The Diary

1st - 3rd December 2003

Back on the road again we made our way to one of the many reserves in the area, Reserva Nacional Radal Siete Tazas, south of Santiago. Coming off the Panamericana at Molina, there is a 50km dirt gravel track, fairly rough in places, which leads into the park. It was a long old drive and we were relieved when we found a rustic campsite a couple of kilometers before the Radal entrance. Amongst woodland, it looked peaceful and fairly sheltered from the elements.

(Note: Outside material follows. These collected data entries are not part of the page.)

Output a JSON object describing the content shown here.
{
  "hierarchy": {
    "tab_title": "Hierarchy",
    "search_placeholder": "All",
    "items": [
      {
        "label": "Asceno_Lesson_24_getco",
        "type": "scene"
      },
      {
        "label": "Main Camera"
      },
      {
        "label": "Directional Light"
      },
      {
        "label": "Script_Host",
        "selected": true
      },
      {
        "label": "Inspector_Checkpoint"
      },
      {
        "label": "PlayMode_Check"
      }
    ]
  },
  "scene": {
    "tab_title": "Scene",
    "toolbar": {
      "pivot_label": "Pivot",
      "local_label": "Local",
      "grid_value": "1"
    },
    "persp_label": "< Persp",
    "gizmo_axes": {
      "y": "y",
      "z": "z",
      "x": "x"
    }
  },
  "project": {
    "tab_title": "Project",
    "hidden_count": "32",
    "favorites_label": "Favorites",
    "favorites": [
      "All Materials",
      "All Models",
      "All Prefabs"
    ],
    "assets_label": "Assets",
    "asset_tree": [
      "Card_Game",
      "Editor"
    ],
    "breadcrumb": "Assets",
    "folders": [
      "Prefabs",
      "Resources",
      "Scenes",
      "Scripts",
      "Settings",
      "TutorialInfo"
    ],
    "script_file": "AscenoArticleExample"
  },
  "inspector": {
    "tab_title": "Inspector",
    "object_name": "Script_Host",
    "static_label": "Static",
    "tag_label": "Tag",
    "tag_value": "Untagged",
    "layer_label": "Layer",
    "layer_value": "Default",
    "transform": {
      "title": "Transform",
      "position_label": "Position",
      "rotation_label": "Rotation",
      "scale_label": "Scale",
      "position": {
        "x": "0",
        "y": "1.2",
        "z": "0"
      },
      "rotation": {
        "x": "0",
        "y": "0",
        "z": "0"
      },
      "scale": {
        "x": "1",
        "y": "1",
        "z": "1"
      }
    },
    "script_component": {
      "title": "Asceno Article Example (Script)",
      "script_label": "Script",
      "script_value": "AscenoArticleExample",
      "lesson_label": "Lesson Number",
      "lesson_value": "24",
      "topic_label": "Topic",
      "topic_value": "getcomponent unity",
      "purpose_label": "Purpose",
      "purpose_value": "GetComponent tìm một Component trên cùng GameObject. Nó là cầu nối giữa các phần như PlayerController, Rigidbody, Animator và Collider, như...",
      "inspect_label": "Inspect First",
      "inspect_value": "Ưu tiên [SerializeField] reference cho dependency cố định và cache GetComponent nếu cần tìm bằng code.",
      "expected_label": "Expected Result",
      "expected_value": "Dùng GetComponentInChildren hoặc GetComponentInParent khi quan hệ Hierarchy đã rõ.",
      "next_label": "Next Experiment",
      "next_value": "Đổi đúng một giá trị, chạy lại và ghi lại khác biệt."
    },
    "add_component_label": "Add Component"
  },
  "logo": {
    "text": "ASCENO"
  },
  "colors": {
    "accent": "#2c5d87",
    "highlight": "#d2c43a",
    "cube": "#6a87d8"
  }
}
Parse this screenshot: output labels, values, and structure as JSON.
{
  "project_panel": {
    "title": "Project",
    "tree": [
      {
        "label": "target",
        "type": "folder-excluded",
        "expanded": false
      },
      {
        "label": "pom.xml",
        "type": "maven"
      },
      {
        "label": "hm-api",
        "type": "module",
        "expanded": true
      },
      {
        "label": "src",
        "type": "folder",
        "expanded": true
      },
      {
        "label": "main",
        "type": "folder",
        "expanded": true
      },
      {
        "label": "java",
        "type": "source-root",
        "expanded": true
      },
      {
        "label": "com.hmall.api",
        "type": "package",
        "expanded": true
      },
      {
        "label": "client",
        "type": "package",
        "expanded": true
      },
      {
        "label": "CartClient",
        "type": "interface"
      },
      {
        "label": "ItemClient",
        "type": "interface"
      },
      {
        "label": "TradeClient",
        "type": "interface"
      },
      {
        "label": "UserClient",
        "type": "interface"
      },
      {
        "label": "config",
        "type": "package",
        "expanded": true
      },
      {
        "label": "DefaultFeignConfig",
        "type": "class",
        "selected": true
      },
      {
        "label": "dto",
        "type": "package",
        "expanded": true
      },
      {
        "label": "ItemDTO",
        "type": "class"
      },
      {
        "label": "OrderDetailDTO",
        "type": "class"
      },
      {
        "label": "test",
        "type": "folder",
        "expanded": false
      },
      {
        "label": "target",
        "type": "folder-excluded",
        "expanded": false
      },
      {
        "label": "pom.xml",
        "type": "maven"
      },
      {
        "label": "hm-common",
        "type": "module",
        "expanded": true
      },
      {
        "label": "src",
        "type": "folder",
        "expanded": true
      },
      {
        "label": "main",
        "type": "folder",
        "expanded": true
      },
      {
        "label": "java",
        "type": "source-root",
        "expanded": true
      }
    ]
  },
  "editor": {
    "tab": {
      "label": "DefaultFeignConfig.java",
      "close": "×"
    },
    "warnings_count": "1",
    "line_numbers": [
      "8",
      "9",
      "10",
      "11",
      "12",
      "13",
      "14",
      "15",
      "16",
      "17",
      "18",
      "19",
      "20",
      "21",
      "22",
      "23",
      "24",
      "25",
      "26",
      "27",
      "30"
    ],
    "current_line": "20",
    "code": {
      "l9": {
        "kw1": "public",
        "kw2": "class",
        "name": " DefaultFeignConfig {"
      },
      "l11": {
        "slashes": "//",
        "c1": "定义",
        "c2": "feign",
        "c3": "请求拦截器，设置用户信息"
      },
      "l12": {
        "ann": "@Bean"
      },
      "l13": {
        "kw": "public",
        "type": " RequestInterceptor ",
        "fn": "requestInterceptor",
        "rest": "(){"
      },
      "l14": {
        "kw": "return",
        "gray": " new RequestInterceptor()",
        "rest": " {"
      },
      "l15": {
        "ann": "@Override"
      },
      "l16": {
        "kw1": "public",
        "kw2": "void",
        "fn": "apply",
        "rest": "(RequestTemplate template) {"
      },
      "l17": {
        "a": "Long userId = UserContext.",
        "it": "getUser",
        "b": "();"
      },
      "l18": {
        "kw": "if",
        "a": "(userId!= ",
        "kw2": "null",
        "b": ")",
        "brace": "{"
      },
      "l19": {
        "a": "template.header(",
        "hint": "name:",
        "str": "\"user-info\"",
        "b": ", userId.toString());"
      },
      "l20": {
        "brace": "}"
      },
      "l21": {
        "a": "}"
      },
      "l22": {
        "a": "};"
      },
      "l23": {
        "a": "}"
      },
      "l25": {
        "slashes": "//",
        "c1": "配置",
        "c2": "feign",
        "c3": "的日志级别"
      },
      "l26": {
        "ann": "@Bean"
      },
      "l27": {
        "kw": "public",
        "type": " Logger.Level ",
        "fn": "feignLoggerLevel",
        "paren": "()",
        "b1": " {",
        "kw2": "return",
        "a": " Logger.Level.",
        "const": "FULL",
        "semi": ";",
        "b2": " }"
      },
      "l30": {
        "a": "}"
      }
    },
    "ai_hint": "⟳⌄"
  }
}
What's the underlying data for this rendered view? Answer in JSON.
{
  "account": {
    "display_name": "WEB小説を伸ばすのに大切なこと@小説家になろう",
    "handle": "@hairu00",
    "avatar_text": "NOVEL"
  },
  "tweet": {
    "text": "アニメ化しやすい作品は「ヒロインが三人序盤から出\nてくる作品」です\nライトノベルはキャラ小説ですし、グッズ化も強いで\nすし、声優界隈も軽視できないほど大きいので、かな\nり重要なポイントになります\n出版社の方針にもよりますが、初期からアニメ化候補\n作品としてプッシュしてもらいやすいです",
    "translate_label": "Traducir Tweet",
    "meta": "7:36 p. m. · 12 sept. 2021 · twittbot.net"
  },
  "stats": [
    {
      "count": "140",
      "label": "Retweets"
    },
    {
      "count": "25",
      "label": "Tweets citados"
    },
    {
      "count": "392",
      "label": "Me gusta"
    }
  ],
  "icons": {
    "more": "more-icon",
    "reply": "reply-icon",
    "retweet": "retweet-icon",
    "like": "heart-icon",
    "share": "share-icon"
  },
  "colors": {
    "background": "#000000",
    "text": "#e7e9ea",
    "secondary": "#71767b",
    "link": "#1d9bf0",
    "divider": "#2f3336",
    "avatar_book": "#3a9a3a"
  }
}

We were just about to start putting the tent up when Ed noticed we had our second flat tyre of the trip. So before we could sit down and have a beer, the wheel had to be changed. He had nearly finished his graft for the day when another couple staying at the campsite came over to see if we needed any help. We were the second car that day they had seen with a flat tyre. Sylvan and Karolin had been travelling around in their camper from Switzerland, having shipped it to Halifax and driven all the way down to South America. They were headed on a similar route to us, finishing up in Buenos Aires on 5th January 2004, and were the first young couple we had met doing a trip similar to ours.

We spent a nice evening with them sat in their camper, drinking wine and marvelling at the luxury of an inside kitchen, heating and thinking how nice it would have been to have had a proper bed. It must be nice to just pull of the road and have a quick kip without having to put a tent up. But then there were a few places we had been to, where they could not have driven to, especially parts of the Southwest Circuit in Bolivia. And they said that a lot of the poor roads had really shaken up the interior of the camper. There are pluses and minuses for everything.

After a restful night we got up to walk in the park and see the Siete Tazas, a series of cascading waterfalls and pools that have been carved out of the black basalt rock by the Río Claro. At the administration to the park you have to climb up steep steps to register your vehicle and passport numbers before being allowed through the barrier. Once those formalities are over, it is a scenic drive a little further on, past a waterfall, to the start of the walk to see the "seven cups" themselves. You can't quite see all seven pools and waterfalls but you can see most of them and so get the general effect.



There wasn't much wildlife to be seen in the park, apart from a couple of bright green lizards - too fast to catch on camera - and a few huge spiders. The spiders were well camouflaged in the leaves and the only reason we spotted them was because we heard some rustling in the bushes and went to take a closer look....Sue was glad we had our roof tent!


The walk around the cascades does not take too long and we were soon on our way again, back onto the main drag heading south - conscious of time, we needed to get a fair few miles under our belt. Just north of Chillán, we stopped for the night at a Paramedic/Breakdown station. It was right on the Panamericana, but guarded round the clock and they had no problems with us camping there. It was free and they had spotless hot showers. After some dinner, we chatted to the paramedics for a while who were pretty intrigued by our tent and thought we were a bit mad and then went off to bed.

It was then a quick drive into Chillán in the morning to have some breakfast, check our emails and stock up with some food. The town is supposedly one of central Chile's major artisan zones, with a daily open-air market selling a huge selection of local handicrafts and fresh produce. Whilst the fresh produce was indeed colourful and plentiful, the selection of local crafts seemed somewhat wanting. We bought lots of fruit and veg - including the most delicious cherries ever - and some fresh chile sauce and then continued our travels south, hoping to reach the Parque Nacional Conguillío before nightfall.

About 85km south of Chillán, just off the Panamericana, is the Salto del Laja, a miniature Iguazú Falls, where the Río Laja plunges 50m over a cliff. It is a nice walk down to the falls and then back up to its edge, although unless you want to be drenched from head to toe, you won't want to go too close to its base. Ed did to his cost....

We were hoping to have lunch there but there were signs everywhere saying "no picnics", apart from one spot just away from the falls where they charged you to sit at a picnic table!

Salto del Laja

The PN Conguillío was still a fair drive away so we didn't spend too long at the falls. We were now entering the Chilean Lake District.